The police raids across the South of Gran Canaria, on Friday, as part of a cross border investigation into the illegal organising of irregular migration, in the municipality of Mogán, have resulted in nearly 50 arrests, with a confirmed total of 27 arrested on Gran Canaria, 17 of whom have been directly jailed on charges. Policia Nacional Agents have made between 15 and 20 more arrests in mainland Spain related to these events, investigating alleged crimes including the illegal trafficking of migrants by boats from the west African coasts to the Canary Islands.
A large number of the detainees include Moroccan nationals and natives of that country, naturalised as Spanish, as well as Italians all allegedly working together along with various other groups. There has not yet been any confirmations regarding other nationalities. The investigation continues to be open, though under a strict secrecy order, and searches continue to be conducted at a score of establishments, including two hairdressers, a travel agency and apartments located in Arguineguín, Puerto Rico, Playa del Cura and Motor Grande.
The investigation, and the corresponding operation against human trafficking, began in the Canary Islands and is under the direction of the General Police Department for Immigration and Borders, with agents from Madrid, supported by their colleagues from the Maspalomas Police Command and the Superior Police Headquarters in The Canary Islands, who on Friday morning deployed along the south coast of Gran Canaria to carry out searches and arrests, following several months of investigation.
With nearly 50 arrests in total already, more than half of them on Gran Canaria, and 17 already jailed on charges, this operation is looking more and more like the result of a massive investigation which is now bringing some real and tangible results.
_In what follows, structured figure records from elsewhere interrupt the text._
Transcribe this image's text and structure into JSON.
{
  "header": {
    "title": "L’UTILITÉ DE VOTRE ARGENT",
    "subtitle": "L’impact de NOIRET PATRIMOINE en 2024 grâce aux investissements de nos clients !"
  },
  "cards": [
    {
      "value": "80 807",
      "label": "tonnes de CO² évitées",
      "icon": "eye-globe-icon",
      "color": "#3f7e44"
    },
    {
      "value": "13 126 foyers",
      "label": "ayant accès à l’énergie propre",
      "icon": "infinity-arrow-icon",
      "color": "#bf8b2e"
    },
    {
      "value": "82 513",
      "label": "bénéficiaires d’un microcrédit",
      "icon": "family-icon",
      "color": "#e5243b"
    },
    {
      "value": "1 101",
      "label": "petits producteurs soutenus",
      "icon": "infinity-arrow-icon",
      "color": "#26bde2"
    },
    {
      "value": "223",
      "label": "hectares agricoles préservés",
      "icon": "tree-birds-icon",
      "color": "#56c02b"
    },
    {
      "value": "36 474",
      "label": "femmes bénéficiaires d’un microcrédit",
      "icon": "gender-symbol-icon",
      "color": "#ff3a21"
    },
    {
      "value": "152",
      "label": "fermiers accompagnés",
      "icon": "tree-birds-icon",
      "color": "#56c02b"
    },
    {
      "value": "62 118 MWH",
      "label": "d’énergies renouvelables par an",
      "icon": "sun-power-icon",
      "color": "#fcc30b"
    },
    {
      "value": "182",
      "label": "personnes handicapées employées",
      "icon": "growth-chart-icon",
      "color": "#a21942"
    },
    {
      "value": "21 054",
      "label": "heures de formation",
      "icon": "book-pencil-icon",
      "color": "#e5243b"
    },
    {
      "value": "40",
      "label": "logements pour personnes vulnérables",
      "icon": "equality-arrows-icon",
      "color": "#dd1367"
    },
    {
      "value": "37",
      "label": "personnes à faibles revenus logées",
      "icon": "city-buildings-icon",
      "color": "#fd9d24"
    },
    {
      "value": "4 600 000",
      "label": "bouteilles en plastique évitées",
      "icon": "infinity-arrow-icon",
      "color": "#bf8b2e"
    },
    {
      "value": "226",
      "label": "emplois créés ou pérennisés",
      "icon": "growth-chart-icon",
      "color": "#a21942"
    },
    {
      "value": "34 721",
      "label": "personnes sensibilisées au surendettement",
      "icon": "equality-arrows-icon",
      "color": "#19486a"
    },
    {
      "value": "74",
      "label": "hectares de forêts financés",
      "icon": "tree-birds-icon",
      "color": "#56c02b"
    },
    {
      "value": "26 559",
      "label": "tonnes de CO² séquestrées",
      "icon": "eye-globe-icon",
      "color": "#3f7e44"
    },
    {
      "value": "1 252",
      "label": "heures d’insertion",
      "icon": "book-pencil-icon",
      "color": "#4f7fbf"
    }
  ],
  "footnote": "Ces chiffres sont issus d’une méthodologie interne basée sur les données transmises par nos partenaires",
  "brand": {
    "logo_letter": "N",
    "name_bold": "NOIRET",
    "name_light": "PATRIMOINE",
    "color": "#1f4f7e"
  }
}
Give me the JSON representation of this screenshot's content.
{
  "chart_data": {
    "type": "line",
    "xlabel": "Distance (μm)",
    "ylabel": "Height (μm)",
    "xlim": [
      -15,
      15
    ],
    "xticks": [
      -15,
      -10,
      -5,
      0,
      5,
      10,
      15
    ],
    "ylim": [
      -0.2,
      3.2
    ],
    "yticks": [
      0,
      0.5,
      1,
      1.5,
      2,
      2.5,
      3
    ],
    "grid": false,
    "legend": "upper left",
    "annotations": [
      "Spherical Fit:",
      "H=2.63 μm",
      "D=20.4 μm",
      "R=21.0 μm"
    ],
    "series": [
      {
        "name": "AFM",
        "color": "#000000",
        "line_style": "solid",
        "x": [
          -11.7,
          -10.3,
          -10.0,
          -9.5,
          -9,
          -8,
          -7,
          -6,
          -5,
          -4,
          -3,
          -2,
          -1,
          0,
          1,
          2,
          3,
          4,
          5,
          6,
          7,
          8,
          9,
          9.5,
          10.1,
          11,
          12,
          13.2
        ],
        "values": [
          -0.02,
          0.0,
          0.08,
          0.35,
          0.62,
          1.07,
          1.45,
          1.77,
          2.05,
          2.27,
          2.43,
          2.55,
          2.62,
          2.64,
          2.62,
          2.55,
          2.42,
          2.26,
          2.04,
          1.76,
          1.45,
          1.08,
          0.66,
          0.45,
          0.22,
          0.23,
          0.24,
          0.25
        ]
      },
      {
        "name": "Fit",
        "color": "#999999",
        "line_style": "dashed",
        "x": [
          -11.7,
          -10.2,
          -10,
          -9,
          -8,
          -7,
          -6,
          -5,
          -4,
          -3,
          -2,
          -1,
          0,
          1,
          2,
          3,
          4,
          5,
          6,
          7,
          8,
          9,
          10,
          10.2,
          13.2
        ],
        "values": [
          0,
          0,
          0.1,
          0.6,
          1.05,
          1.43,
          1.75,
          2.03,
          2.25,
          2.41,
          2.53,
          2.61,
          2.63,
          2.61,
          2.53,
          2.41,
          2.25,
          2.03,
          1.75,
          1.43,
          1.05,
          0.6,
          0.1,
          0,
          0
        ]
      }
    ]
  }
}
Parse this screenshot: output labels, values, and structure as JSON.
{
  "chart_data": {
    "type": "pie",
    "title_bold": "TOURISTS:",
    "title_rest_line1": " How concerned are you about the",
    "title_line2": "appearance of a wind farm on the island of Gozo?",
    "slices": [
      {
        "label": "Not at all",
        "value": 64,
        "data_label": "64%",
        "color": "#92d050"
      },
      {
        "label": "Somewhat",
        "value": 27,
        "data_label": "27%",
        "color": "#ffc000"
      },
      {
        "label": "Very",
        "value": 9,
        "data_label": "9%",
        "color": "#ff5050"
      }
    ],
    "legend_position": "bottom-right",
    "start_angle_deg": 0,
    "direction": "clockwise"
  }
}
Nevertheless numbers, travelling along what is known as The Canary Route, have more than doubled already this year, so it remains to be seen whether the dismantling of this criminal group is likely to have any serious affect on the numbers expected to be arriving this summer. Lots of work is going on at the points of departure and countries of origin too, to try to stem the flow. Only time will tell if this changes the situation. Whichever way you look at it, there are millions of people displaced across the Sahel and troubles on the coasts of Africa as well as in Western Sahara, we must prepare to face the probability that this is just one small drop in a vast, and unforgiving, ocean.